HTML and jQuery are below:-
<td class="subMenuTD"><a href="newsletter.html" class="subLink">Newsletter</a></td>
<td class="subMenuTD"><a href="news_archive.html" class="subLink">News Archive</a></td>
<td class="subMenuTD"><a href="events.html">Events</a></td>
$(".subMenuTD").hover(
function() {
$(this).addClass("subMenuTDActive");
$(".subLink").addClass("subLink-white");
},
function() {
$(this).removeClass("subMenuTDActive");
$(".subLink").removeClass("subLink-white");
}
);
Upvotes: 0
Views: 408
Reputation: 37055
I'm with drthomas. Why on earth are you using javascript at all when you can just use css?
.subMenuTD:hover {
background-color: #ccc;
}
.subLink:hover {
color: #fff;
}
Or even better (me thinks), get rid of styling the td elements that you shouldn't have and ought to be working on removing, set the links as display:block, and then you can declare the hover style under one element:
.subLink {
display: block;
}
.subLink:hover {
background-color: #ccc;
color: #fff;
}
And unless you have no control over the html or you have something mission-critical that relies on the markup staying the same, "it's already using tables, i know, sue me" is a really poor excuse. Here is your sub-menu, sans table:
<ul class="subMenu">
<li><a href="newsletter.html">Newsletter</a></li>
<li><a href="news_archive.html">News Archive</a></li>
<li><a href="events.html">Events</a></li>
</ul>
That took about 30 seconds. Now here is the CSS for the navbar/rollover:
.subMenu li {
display: inline;
list-style: none;
}
.subMenu a {
color: #000;
background-color: #fff;
text-decoration: none;
display: block;
}
.subMenu a:hover {
color: #fff;
background-color: #ccc;
}
That took maybe a minute more, because I had to make it look pretty.

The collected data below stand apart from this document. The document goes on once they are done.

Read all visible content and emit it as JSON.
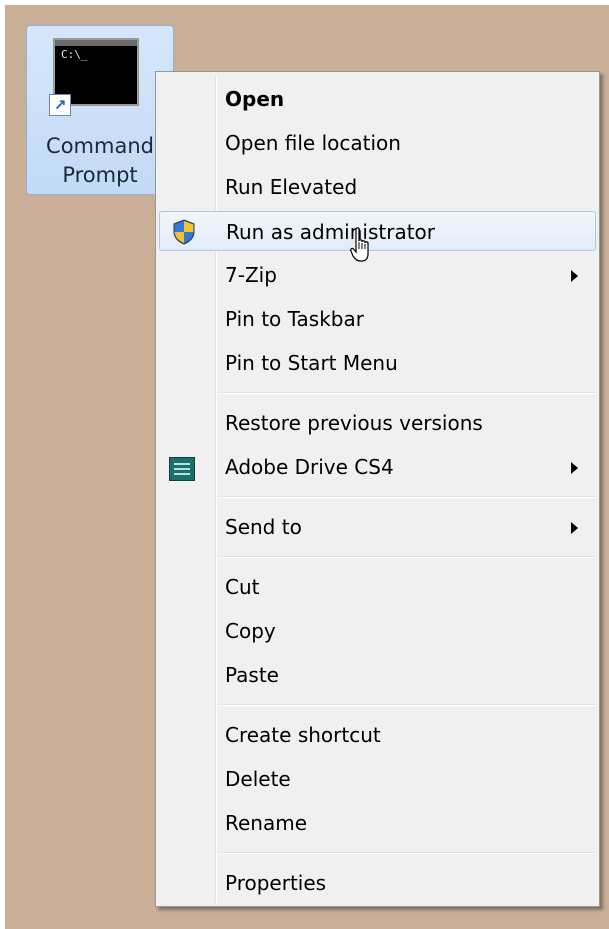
{
  "desktop": {
    "icon": {
      "label_line1": "Command",
      "label_line2": "Prompt",
      "console_text": "C:\\_"
    }
  },
  "context_menu": {
    "items": [
      {
        "label": "Open",
        "bold": true
      },
      {
        "label": "Open file location"
      },
      {
        "label": "Run Elevated"
      },
      {
        "label": "Run as administrator",
        "icon": "uac-shield-icon",
        "highlighted": true
      },
      {
        "label": "7-Zip",
        "submenu": true
      },
      {
        "label": "Pin to Taskbar"
      },
      {
        "label": "Pin to Start Menu"
      },
      {
        "label": "Restore previous versions"
      },
      {
        "label": "Adobe Drive CS4",
        "icon": "adobe-drive-icon",
        "submenu": true
      },
      {
        "label": "Send to",
        "submenu": true
      },
      {
        "label": "Cut"
      },
      {
        "label": "Copy"
      },
      {
        "label": "Paste"
      },
      {
        "label": "Create shortcut"
      },
      {
        "label": "Delete"
      },
      {
        "label": "Rename"
      },
      {
        "label": "Properties"
      }
    ]
  },
  "colors": {
    "desktop_bg": "#c9af97",
    "menu_bg": "#f0f0f0",
    "highlight_border": "#a8c8ec"
  }
}
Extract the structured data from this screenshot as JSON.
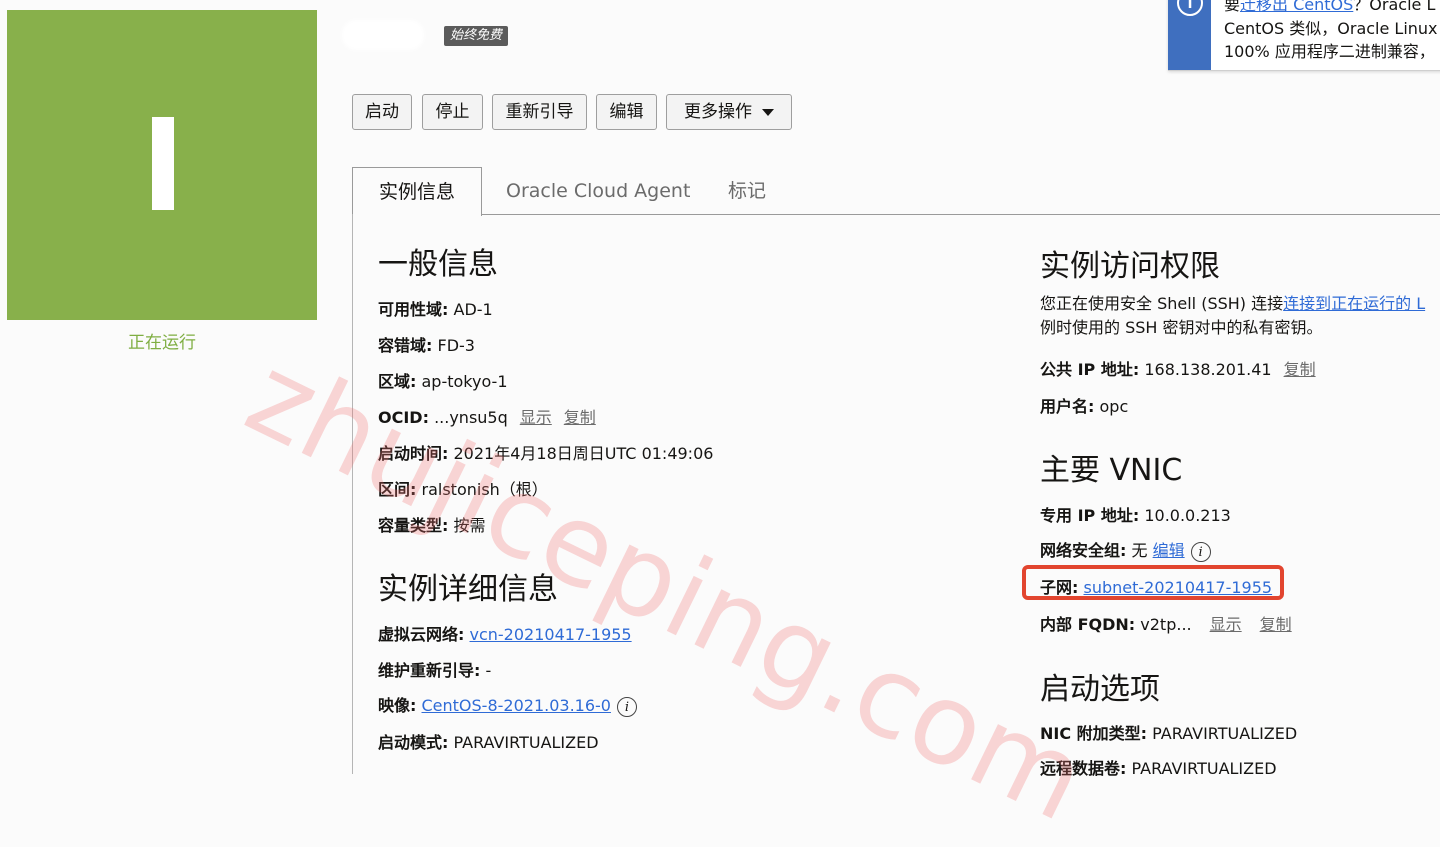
{
  "status": {
    "label": "正在运行",
    "color": "#88b04b"
  },
  "header": {
    "badge": "始终免费"
  },
  "banner": {
    "line1_prefix": "要",
    "line1_link": "迁移出 CentOS",
    "line1_suffix": "？Oracle L",
    "line2": "CentOS 类似，Oracle Linux",
    "line3": "100% 应用程序二进制兼容，"
  },
  "actions": {
    "start": "启动",
    "stop": "停止",
    "reboot": "重新引导",
    "edit": "编辑",
    "more": "更多操作"
  },
  "tabs": [
    "实例信息",
    "Oracle Cloud Agent",
    "标记"
  ],
  "general": {
    "title": "一般信息",
    "ad_label": "可用性域:",
    "ad_value": "AD-1",
    "fd_label": "容错域:",
    "fd_value": "FD-3",
    "region_label": "区域:",
    "region_value": "ap-tokyo-1",
    "ocid_label": "OCID:",
    "ocid_value": "...ynsu5q",
    "ocid_show": "显示",
    "ocid_copy": "复制",
    "launch_label": "启动时间:",
    "launch_value": "2021年4月18日周日UTC 01:49:06",
    "compartment_label": "区间:",
    "compartment_value": "ralstonish（根）",
    "capacity_label": "容量类型:",
    "capacity_value": "按需"
  },
  "details": {
    "title": "实例详细信息",
    "vcn_label": "虚拟云网络:",
    "vcn_value": "vcn-20210417-1955",
    "maint_label": "维护重新引导:",
    "maint_value": "-",
    "image_label": "映像:",
    "image_value": "CentOS-8-2021.03.16-0",
    "launch_mode_label": "启动模式:",
    "launch_mode_value": "PARAVIRTUALIZED"
  },
  "access": {
    "title": "实例访问权限",
    "desc1_prefix": "您正在使用安全 Shell (SSH) 连接",
    "desc1_link": "连接到正在运行的 L",
    "desc2": "例时使用的 SSH 密钥对中的私有密钥。",
    "public_ip_label": "公共 IP 地址:",
    "public_ip_value": "168.138.201.41",
    "public_ip_copy": "复制",
    "username_label": "用户名:",
    "username_value": "opc"
  },
  "vnic": {
    "title": "主要 VNIC",
    "private_ip_label": "专用 IP 地址:",
    "private_ip_value": "10.0.0.213",
    "nsg_label": "网络安全组:",
    "nsg_value": "无",
    "nsg_edit": "编辑",
    "subnet_label": "子网:",
    "subnet_value": "subnet-20210417-1955",
    "fqdn_label": "内部 FQDN:",
    "fqdn_value": "v2tp...",
    "fqdn_show": "显示",
    "fqdn_copy": "复制"
  },
  "launch_options": {
    "title": "启动选项",
    "nic_label": "NIC 附加类型:",
    "nic_value": "PARAVIRTUALIZED",
    "remote_label": "远程数据卷:",
    "remote_value": "PARAVIRTUALIZED"
  },
  "watermark": "zhujiceping.com"
}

I'm not trying to be a bully or come down on you, but non-semantic code is not something that should be encouraged, and if you are looking for help with something, I wouldn't feel right giving it knowing it was going to be used on a site that wasn't compliant.
Upvotes: 1
Reputation:
AKX's solution is correct. Alternatively, you can do:
$(this).children(".subLink")
Upvotes: 0
Reputation: 171764
You can use AKX's solution, or:
$(".subMenuTD").hover(
function() {
$(this)
.addClass("subMenuTDActive")
.children(".subLink")
.addClass("subLink-white");
},
function() {
$(this)
.removeClass("subMenuTDActive");
.children(".subLink")
.removeClass("subLink-white");
}
);
Upvotes: 0
Reputation: 45721
You can make this even simpler by not adding the class to the link, since you are already adding a class to the parent td, and can thus target the link by using CSS:
Code before
$(".subMenuTD").hover(
function() {
$(this).addClass("subMenuTDActive");
$(".subLink").addClass("subLink-white");
},
function() {
$(this).removeClass("subMenuTDActive");
$(".subLink").removeClass("subLink-white");
}
);
Code after
$(".subMenuTD").hover(
function() {
$(this).addClass("subMenuTDActive");
},
function() {
$(this).removeClass("subMenuTDActive");
}
);
New CSS rule
.subMenuTDActive .subLink {
/* Add hover link styling here */
}
This will work because ".subMenuTDActive .subLink" has a higher specitivity than ".subLink", and will thus override the ".subLink" rule.
Upvotes: 2
Reputation: 168903
Add a context parameter to the $() function.
$(".subLink")
--> $(".subLink", this)
will make jQuery only match ".subLink"s that are children of the given context element.